The fashion and apparel company Ralph Lauren earlier this month described AI as “really an important part of our . . . revenue growth journey”. Restaurant chains such as KFC owner Yum Brands and Chipotle have touted AI-powered technology to improve the efficiency of ingredient orders or help making tortilla chips.

Several tourism-related businesses such as Marriott and Norwegian Cruise Line said they are working on AI-powered systems to make processes like reservation booking more efficient and personalised.

None of the examples above referenced AI in their most recent quarterly filings, though Ralph Lauren did note some initiatives in broad terms in its annual report in May.

The fact that companies have yet to see concrete financial impacts from their AI experiments does not mean they have simply been jumping on a bandwagon for attention.

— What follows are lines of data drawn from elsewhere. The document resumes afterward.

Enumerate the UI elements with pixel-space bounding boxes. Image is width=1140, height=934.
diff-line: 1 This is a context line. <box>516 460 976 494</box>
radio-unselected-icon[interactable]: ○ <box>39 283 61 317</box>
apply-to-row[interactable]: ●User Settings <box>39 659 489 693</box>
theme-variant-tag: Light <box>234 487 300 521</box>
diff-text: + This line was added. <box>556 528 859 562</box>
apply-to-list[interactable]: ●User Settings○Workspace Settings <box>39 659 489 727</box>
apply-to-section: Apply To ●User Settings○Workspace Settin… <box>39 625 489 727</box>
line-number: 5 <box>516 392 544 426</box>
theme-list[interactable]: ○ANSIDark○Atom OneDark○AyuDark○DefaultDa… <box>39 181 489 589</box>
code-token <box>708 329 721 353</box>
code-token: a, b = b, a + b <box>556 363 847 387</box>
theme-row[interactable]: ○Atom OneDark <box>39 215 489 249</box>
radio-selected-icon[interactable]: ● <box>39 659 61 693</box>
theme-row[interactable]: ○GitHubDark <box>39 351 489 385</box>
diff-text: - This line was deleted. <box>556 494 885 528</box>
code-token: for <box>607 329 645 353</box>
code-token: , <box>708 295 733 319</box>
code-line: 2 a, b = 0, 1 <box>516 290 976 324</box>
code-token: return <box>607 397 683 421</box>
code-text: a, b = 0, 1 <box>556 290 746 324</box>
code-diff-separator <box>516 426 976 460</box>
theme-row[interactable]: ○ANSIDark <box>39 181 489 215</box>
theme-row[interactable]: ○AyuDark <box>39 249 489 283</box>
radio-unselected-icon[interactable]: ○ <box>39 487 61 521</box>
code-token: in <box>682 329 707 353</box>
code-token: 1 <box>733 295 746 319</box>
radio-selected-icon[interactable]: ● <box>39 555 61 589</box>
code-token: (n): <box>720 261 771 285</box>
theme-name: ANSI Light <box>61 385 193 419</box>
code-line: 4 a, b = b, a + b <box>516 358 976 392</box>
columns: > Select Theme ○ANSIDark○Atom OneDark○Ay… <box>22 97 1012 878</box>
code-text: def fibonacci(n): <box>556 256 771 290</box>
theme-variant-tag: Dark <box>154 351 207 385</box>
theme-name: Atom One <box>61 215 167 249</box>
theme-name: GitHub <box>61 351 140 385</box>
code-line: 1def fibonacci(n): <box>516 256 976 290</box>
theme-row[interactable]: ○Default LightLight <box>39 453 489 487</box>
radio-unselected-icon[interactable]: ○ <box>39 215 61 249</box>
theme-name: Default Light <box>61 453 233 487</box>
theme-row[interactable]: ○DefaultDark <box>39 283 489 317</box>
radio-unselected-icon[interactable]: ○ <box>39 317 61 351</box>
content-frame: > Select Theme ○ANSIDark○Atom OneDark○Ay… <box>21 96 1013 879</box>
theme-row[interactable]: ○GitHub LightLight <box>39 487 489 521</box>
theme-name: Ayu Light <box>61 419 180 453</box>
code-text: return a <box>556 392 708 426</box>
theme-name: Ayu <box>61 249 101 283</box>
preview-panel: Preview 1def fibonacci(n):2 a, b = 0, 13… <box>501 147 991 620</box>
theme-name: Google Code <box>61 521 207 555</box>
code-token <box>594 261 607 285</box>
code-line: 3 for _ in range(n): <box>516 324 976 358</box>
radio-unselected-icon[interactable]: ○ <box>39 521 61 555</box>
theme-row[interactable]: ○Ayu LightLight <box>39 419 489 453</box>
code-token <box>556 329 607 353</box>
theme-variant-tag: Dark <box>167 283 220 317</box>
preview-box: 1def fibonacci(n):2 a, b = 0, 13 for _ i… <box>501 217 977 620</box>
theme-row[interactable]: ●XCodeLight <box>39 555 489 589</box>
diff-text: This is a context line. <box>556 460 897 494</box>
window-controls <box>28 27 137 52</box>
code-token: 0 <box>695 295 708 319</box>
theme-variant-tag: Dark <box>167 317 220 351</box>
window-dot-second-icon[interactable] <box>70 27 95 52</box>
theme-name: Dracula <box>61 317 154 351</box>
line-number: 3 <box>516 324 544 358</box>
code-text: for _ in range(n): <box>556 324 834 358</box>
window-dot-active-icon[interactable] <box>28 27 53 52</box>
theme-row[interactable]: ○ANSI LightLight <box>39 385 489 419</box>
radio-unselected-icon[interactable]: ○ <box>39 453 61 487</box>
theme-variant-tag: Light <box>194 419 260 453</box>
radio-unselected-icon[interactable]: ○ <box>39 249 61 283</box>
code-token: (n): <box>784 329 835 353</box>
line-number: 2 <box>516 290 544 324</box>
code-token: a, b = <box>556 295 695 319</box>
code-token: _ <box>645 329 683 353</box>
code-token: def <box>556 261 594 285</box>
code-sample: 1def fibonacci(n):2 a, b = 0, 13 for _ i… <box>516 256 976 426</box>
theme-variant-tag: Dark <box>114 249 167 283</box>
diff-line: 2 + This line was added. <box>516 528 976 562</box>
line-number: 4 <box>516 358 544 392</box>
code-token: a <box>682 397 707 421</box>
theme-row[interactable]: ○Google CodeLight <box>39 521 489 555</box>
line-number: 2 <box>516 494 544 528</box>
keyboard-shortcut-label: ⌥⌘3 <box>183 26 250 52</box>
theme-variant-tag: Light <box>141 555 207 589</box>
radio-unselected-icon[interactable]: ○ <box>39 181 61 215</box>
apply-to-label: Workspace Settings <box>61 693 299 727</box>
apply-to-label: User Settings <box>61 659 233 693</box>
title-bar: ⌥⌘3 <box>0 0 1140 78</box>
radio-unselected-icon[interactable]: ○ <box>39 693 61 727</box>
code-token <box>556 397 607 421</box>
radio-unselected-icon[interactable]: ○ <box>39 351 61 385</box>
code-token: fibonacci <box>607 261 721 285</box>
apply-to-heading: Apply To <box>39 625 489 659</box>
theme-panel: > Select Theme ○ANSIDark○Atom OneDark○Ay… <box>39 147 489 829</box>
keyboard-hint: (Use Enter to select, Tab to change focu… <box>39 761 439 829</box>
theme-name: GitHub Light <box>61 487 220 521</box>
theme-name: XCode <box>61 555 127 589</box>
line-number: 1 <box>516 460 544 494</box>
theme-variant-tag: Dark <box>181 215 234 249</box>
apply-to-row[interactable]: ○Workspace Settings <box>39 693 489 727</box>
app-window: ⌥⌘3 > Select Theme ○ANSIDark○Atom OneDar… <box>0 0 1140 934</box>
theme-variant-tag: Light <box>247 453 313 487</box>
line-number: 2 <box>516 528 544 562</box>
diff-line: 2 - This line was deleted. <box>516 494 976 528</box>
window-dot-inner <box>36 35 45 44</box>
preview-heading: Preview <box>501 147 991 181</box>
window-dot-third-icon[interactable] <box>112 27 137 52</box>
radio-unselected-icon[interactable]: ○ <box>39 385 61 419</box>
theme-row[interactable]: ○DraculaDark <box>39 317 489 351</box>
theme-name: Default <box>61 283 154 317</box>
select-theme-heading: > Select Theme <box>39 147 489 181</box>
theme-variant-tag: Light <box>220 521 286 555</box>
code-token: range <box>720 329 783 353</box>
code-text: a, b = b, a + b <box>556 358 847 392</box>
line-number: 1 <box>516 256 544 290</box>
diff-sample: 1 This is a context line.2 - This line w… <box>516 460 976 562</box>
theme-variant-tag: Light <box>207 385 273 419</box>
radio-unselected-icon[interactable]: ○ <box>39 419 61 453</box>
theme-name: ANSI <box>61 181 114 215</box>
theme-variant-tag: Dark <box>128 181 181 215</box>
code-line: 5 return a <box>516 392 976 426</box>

But it highlights the challenge for investors of separating hype from real potential, and the fact that it is likely to take a long time for the full impact of AI to emerge.

Allspring’s VanCronkhite said he had invested in fast-food chain Wendy’s, which is piloting new drive-through ordering machines that run on Google’s generative AI.

“If you think about the economics of that business, one of the key issues is labour availability and costs and quality,” VanCronkhite said. “You’re actually talking to a computer that sounds like a person. But the benefit is that ‘person’ is never crabby or late to work and is really good at cross-selling.” 

Rob Arnott, chair of asset manager Research Affiliates, said: “Do I believe the hype about AI? Yes I do. I think it’s absolutely going to rock our world. Do I believe it will happen overnight? Heavens no.”